The authors argue for a conceptualization of prejudice as something that people and contexts do, not just the type of person someone is. This interpretation shifts our view of prejudice from a static and fixed property of individuals to one that is active, dynamic and sourced from both people (e.g., their attitudes and beliefs) and the contexts that they inhabit. To fully understand the effect that people’s attitudes have on others, one must consider the contexts within which the actor and the target are embedded.
An important consequence of negative stereotypes about certain groups' intellectual ability is to convey to members of these groups that they are not seen as individuals, that they may not be fully valued or respected—that they may not belong—in academic settings. In this chapter, the authors review research demonstrating that people who contend with numeric underrepresentation and with negative stereotypes in mainstream academic and professional arenas are vigilant for cues that could communicate they do not belong or are not fully included in these settings. When encountered, such cues can undermine people’s sense of belonging, motivation, and achievement. The authors review effective remedies.
An intervention that framed social adversity as common and transient and used subtle attitude-change strategies raised black students' GPA and halved the achievement gap between black and white students. The increase in their performance was the result of the intervention preventing students from seeing adversity on campus as an indictment of their belonging. It also improved self-reported health and well-being.
The authors review the theoretical basis of several prominent social-psychological interventions and emphasizes that they have lasting effects because they target students' subjective experiences in school, because they use persuasive yet stealthy methods for conveying psychological ideas, and because they tap into recursive processes present in educational environments. Understanding these interventions as powerful but context-dependent tools is essential when taking them to scale.

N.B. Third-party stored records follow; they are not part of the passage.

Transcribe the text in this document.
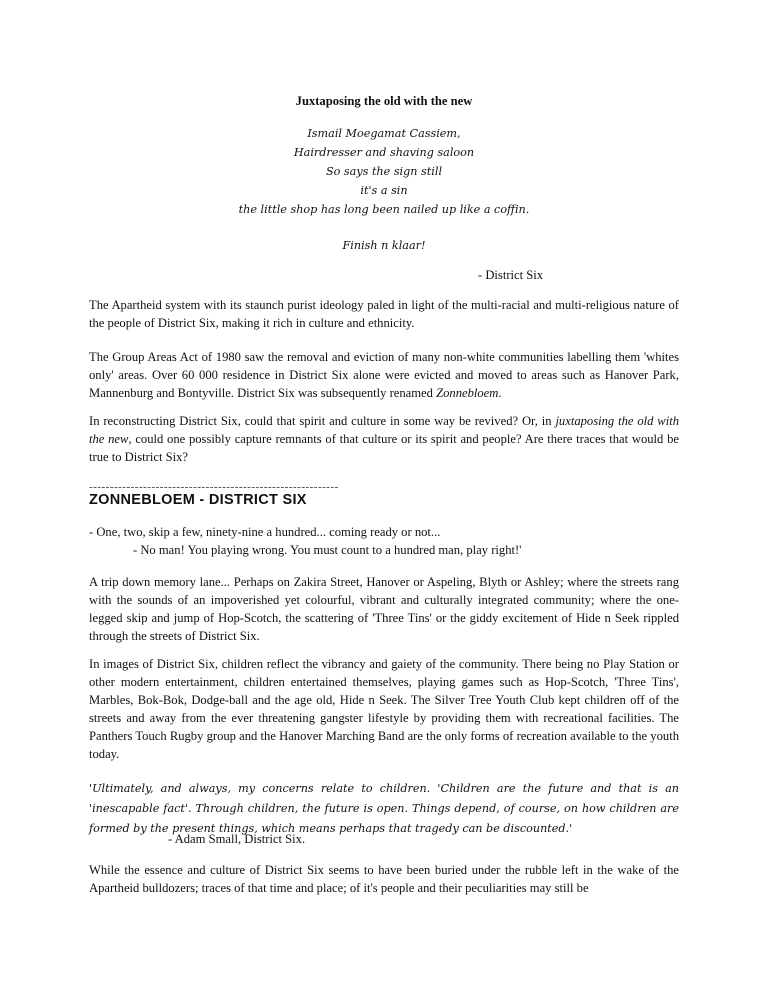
Juxtaposing the old with the new
Ismail Moegamat Cassiem,
Hairdresser and shaving saloon
So says the sign still
it's a sin
the little shop has long been nailed up like a coffin.
Finish n klaar!
- District Six

The Apartheid system with its staunch purist ideology paled in light of the multi-racial and multi-religious nature of the people of District Six, making it rich in culture and ethnicity.

The Group Areas Act of 1980 saw the removal and eviction of many non-white communities labelling them 'whites only' areas. Over 60 000 residence in District Six alone were evicted and moved to areas such as Hanover Park, Mannenburg and Bontyville. District Six was subsequently renamed Zonnebloem.

In reconstructing District Six, could that spirit and culture in some way be revived? Or, in juxtaposing the old with the new, could one possibly capture remnants of that culture or its spirit and people? Are there traces that would be true to District Six?

------------------------------------------------------------
ZONNEBLOEM - DISTRICT SIX
- One, two, skip a few, ninety-nine a hundred... coming ready or not...
- No man! You playing wrong. You must count to a hundred man, play right!'

A trip down memory lane... Perhaps on Zakira Street, Hanover or Aspeling, Blyth or Ashley; where the streets rang with the sounds of an impoverished yet colourful, vibrant and culturally integrated community; where the one-legged skip and jump of Hop-Scotch, the scattering of 'Three Tins' or the giddy excitement of Hide n Seek rippled through the streets of District Six.

In images of District Six, children reflect the vibrancy and gaiety of the community. There being no Play Station or other modern entertainment, children entertained themselves, playing games such as Hop-Scotch, 'Three Tins', Marbles, Bok-Bok, Dodge-ball and the age old, Hide n Seek. The Silver Tree Youth Club kept children off of the streets and away from the ever threatening gangster lifestyle by providing them with recreational facilities. The Panthers Touch Rugby group and the Hanover Marching Band are the only forms of recreation available to the youth today.

'Ultimately, and always, my concerns relate to children. 'Children are the future and that is an 'inescapable fact'. Through children, the future is open. Things depend, of course, on how children are formed by the present things, which means perhaps that tragedy can be discounted.'

- Adam Small, District Six.

While the essence and culture of District Six seems to have been buried under the rubble left in the wake of the Apartheid bulldozers; traces of that time and place; of it's people and their peculiarities may still be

The authors suggest that standard measures of academic performance are biased against non-Asian ethnic minorities and women in quantitative fields. This bias results from the context in which they are assessed—from psychological threats in common academic environments, which depress the performances of people targeted by negative intellectual stereotypes. Two meta-analyses, combining data from 18,976 students, tested this latent-ability hypothesis. Both meta-analyses found that, under conditions that reduce psychological threat, stereotyped students performed better than nonstereotyped students at the same level of past performance. The authors discuss implications for the interpretation of and remedies for achievement gaps.
Worry over one’s social belonging can contribute to racial disparities in college achievement. Historically excluded groups may feel alienated and stigmatized on college campuses, contributing to the belief that they don’t belong. Subtle events that confirm a lack of social connectedness can have large impacts on belonging. On days of high stress, black students’ (but not white students’) sense of fit in college declined. However, after an exercise that relayed the message that normalized their feelings and suggested they would dissipate with time, black students were more engaged in school, and their sense of belonging hinged less on the quality of their day. Their GPAs also improved.